The study participant, a person with tetraplegia who already had brain implants due to a prior spinal injury, was fitted with an invasive electrode array and asked to speak six words and two pseudowords out loud. The team then used this initial data to help the BCI understand what it was reading from brainwaves in the study: speech. Psuedowords, text that is pronounceable but has no meaning, were used to ensure the BCI was accurate.
The volunteer then had to ‘speak’ the same set of words internally and then visualize the same word without using any muscles to see if the BCI recognized the brain patterns it had initially recorded from the patient beforehand. Results showed the BCI predicted the eight words with an accuracy of up to 91 percent.
“In this work, we demonstrated a robust decoder for internal and vocalized speech, capturing single-neuron activity from the supramarginal gyrus,” wrote the Caltech researchers. “A chronically implanted, speech-abled participant with tetraplegia was able to use an online, closed-loop internal speech BMI to achieve up to 91 percent classification accuracy with an eight-word vocabulary.”
Pushing the singularity
The HSE and Moscow University teams worked from this premise to test whether they could predict even more words using a smaller set of minimally invasive electrodes.
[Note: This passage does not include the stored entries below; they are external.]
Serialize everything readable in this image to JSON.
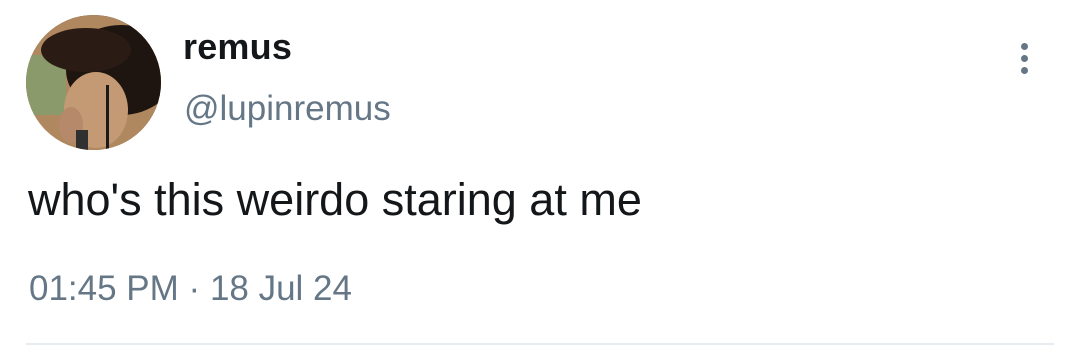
{
  "tweet": {
    "display_name": "remus",
    "handle": "@lupinremus",
    "text": "who's this weirdo staring at me",
    "time": "01:45 PM",
    "separator": "·",
    "date": "18 Jul 24"
  },
  "icons": {
    "avatar": "profile-photo",
    "more": "vertical-ellipsis-icon"
  },
  "colors": {
    "primary_text": "#14171a",
    "secondary_text": "#657786",
    "divider": "#e6ecf0"
  }
}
In their study, they collected data from two patients with epilepsy who already had invasive brain implants.
To test the efficacy of their artificial intelligence, they fitted the first patient with minimally invasive sEEG shafts and implanted the second participant with more invasive electrocorticographic (ECoG) strips. The sEEG could provide a safer option for patients as clinicians may be able to fit their accompanying electrodes without using a general anesthetic.
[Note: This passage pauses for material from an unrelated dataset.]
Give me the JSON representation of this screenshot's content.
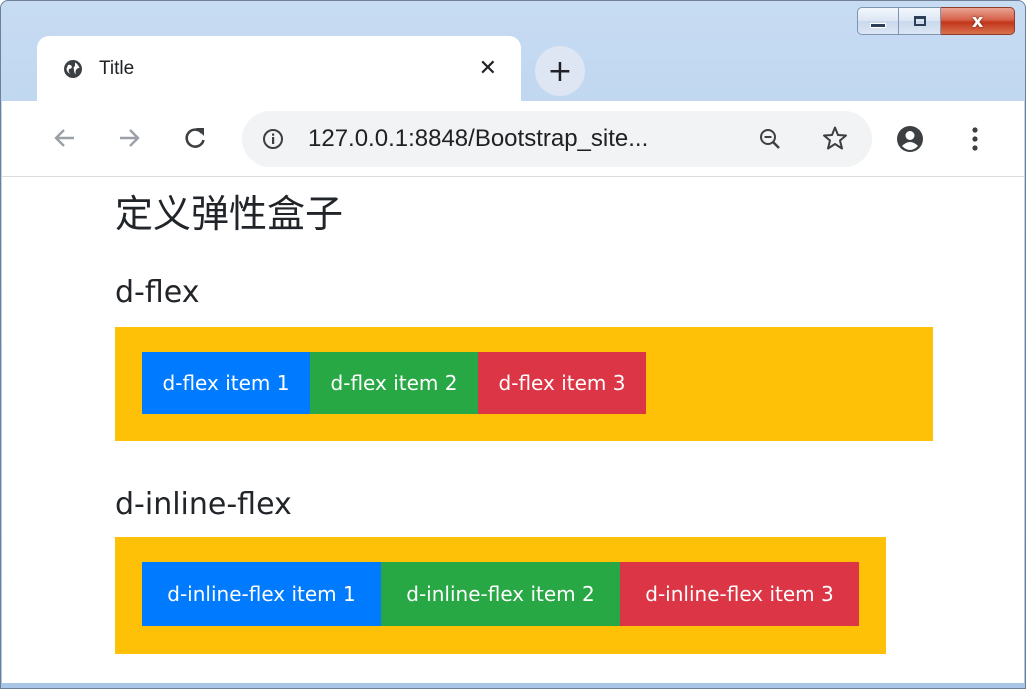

After preparing the participants, the team showed them six sentences containing 26 words. Each sentence was presented to them 30 to 60 times in a randomized order which the volunteers read aloud while the arrays registered their brain activity.
The researchers used the audio data and accompanying brain activity recorded by the electrodes to create a ‘silent class’-a set of brain waves that a machine learning program could use to predict these words and convert into computerized audio.
The team stated that they achieved 55 percent accuracy using the sEEG electrode in the first patient and 70 percent accuracy using the ECoG strip in the second. They assure readers these figures are comparable to other studies using devices requiring electrodes implanted over the entire cortical surface.
“The use of such interfaces involves minimal risks for the patient. If everything works out, it could be possible to decode imaginary speech from neural activity recorded by a small number of minimally invasive electrodes implanted in an outpatient setting with local anaesthesia”, says Alexey Ossadtchi, lead study author and director of the Centre for Bioelectric Interfaces at the HSE Institute.
“By building models on internal speech directly, our results may translate to people who cannot vocalize speech or are completely locked in,” the Caltech researchers concluded in an interview with Psychology Today.